Jallatte : histoire d’une résurrection
Au travers de cette nouvelle rubrique, Engagés retrace les aventures parfois tumultueuses, d’entreprises appartenant au patrimoine économique gardois
De succès en déboires, de délocalisations en mouvements spéculatifs, du plein emploi aux licenciements massifs, c’est peu dire que la manufacture Jallatte née en 1947 dans le Piémont cévenol a enchaîné heurs et malheurs. Aujourd’hui, quand on arpente les couloirs du solide et austère fort de pierre Vauban, comme caché dans un faubourg au dos du grand temple de la ville, on peine à percevoir le tumulte qui régna dans ce joyau de l’industrie gardoise. Des 600 personnes qui faisaient tourner les carrousels de fabrication de la manufacture de chaussures de sécurité, hissée au rang de leader européen dans les années 1970, il en reste un peu moins d'une centaine aujourd'hui... Mais au regard de l’histoire récente, c’est une victoire sur laquelle peu auraient parié.
Du rêve aux larmes
Jallatte appartient ici au patrimoine commun. C’est simple, il n’est pas une famille cigaloise qui ne compte au moins un de ses membres ayant œuvré à l’usine. Sur un autre site de production, la ville d’Alès compta également près de 300 salariés. Mais tout cela, c’était au temps florissant d’une industrie à l’ancienne, disons celle de Pompidou et des Trente Glorieuses. Ancienne dans le sens où le capital des boîtes était encore familial, en l’occurrence celui de Pierre Jallatte, patron fondateur « à grande gueule mais à grand cœur », comme le racontent les archives syndicales, qui connaissait chaque employé par son prénom et revendiquait une fibre sociale empruntée à l’autre grande histoire cévenole des filatures. Chez Jallatte, c’était quatorze mois de salaire par an, un comité d’entreprise généreux et une politique active de participation et d’intéressement…
Visionnaire !
Depuis ce temps, de l’eau a passé sur le petit passage à gué de l’Argentesse, le ruisseau qui borde le fort et prend des allures de torrent lors des épisodes cévenols. De l’eau, de la sueur et des larmes : à l’issue de la valse de reprises par de nouveaux groupes et de la délocalisation brutale de la production en Tunisie, le site industriel a été réduit à peau de chagrin. Dans la douleur, on séquestra même les dirigeants une matinée de 2007, juste avant l’annonce stupéfiante du suicide à 88 ans du fondateur qui n’était plus aux commandes de l’entreprise cédée quelques années plus tôt… Devant le choc, la menace de délocalisation s’éloigne mais les marchés de l’entreprise ne sont guère à la fête.
Renouveau
En 2014, nouveau changement - le dernier ? - avec l’arrivée d’un industriel italien, Franco Uzzeni, fondateur de la société U-Power. « Il a toujours admiré ce que Pierre Jallatte a réussi à faire, décrit le directeur général Jean-Marie Calame : importer des États-Unis le concept de chaussures de sécurité en Europe. Il s’est rapidement positionné pour reprendre cette marque emblématique au savoir-faire et à la notoriété inégalés, comprenant que la force de Jallatte réside autant dans son expertise technique que dans son image de marque française. »

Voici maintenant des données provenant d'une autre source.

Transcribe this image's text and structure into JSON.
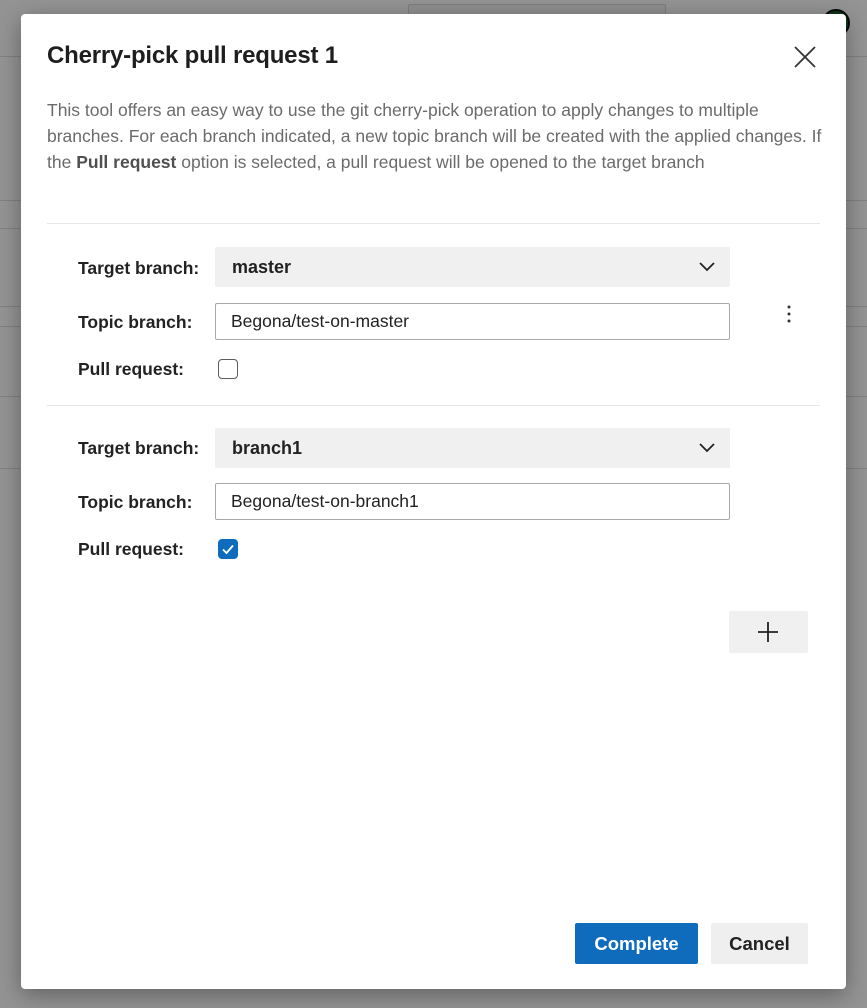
{
  "dialog": {
    "title": "Cherry-pick pull request 1",
    "description_parts": {
      "before": "This tool offers an easy way to use the git cherry-pick operation to apply changes to multiple branches. For each branch indicated, a new topic branch will be created with the applied changes. If the ",
      "bold": "Pull request",
      "after": " option is selected, a pull request will be opened to the target branch"
    },
    "labels": {
      "target_branch": "Target branch:",
      "topic_branch": "Topic branch:",
      "pull_request": "Pull request:"
    },
    "entries": [
      {
        "target_branch": "master",
        "topic_branch": "Begona/test-on-master",
        "pull_request": false
      },
      {
        "target_branch": "branch1",
        "topic_branch": "Begona/test-on-branch1",
        "pull_request": true
      }
    ],
    "buttons": {
      "complete": "Complete",
      "cancel": "Cancel"
    }
  },
  "icons": {
    "close": "close-icon",
    "more": "more-vertical-icon",
    "add": "plus-icon",
    "chevron": "chevron-down-icon",
    "check": "checkmark-icon"
  },
  "colors": {
    "primary": "#0f6cbd",
    "overlay": "rgba(0,0,0,0.42)"
  }
}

Au menu : relocalisation d’une partie de la production. L’an dernier, 210 000 paires sont ainsi sorties de la manufacture cévenole, soit quatre fois plus que la première année, et l’objectif est d’atteindre la vitesse de croisière annuelle de 320 000 paires d’ici à 2025. Le site de Saint-Hippolyte-du-Fort emploie 80 personnes, confectionne et assemble les semelles aux parties hautes des chaussures, qu’on appelle les tiges, toujours fabriquées en Tunisie. Deux équipes tournent à plein sur les carrousels et une troisième devrait bientôt venir en soutien.
Neutralité carbone
Cette reprise en main s’accompagne d’une forte appétence pour l’innovation et la recherche. Les gestionnaires ont rapidement compris qu’il fallait créer des chaussures de sécurité plus en phase avec la mode, légères et sportives, et s’inscrire dans une économie plus verte. « Nous souhaitons atteindre au moins 50 % de neutralité carbone d’ici deux ans, confirme Stéphanie Cadène, cheffe du marketing et de la communication. Cela se traduit déjà par des engagements certifiés par de nombreux audits : nos tiges sont issues de matières recyclées entre 40 et 100 % et, pour les semelles, nous employons un polyuréthane venu du recyclage et de la fermentation de déchets organiques, selon un procédé inventé par BASF. » (Lire notre dossier P.38). La nouvelle gamme de chaussures baptisée J’Respect entre dans cette boucle plus vertueuse, qui semble confirmer que l’histoire de Jallatte en Cévennes est appelée à durer.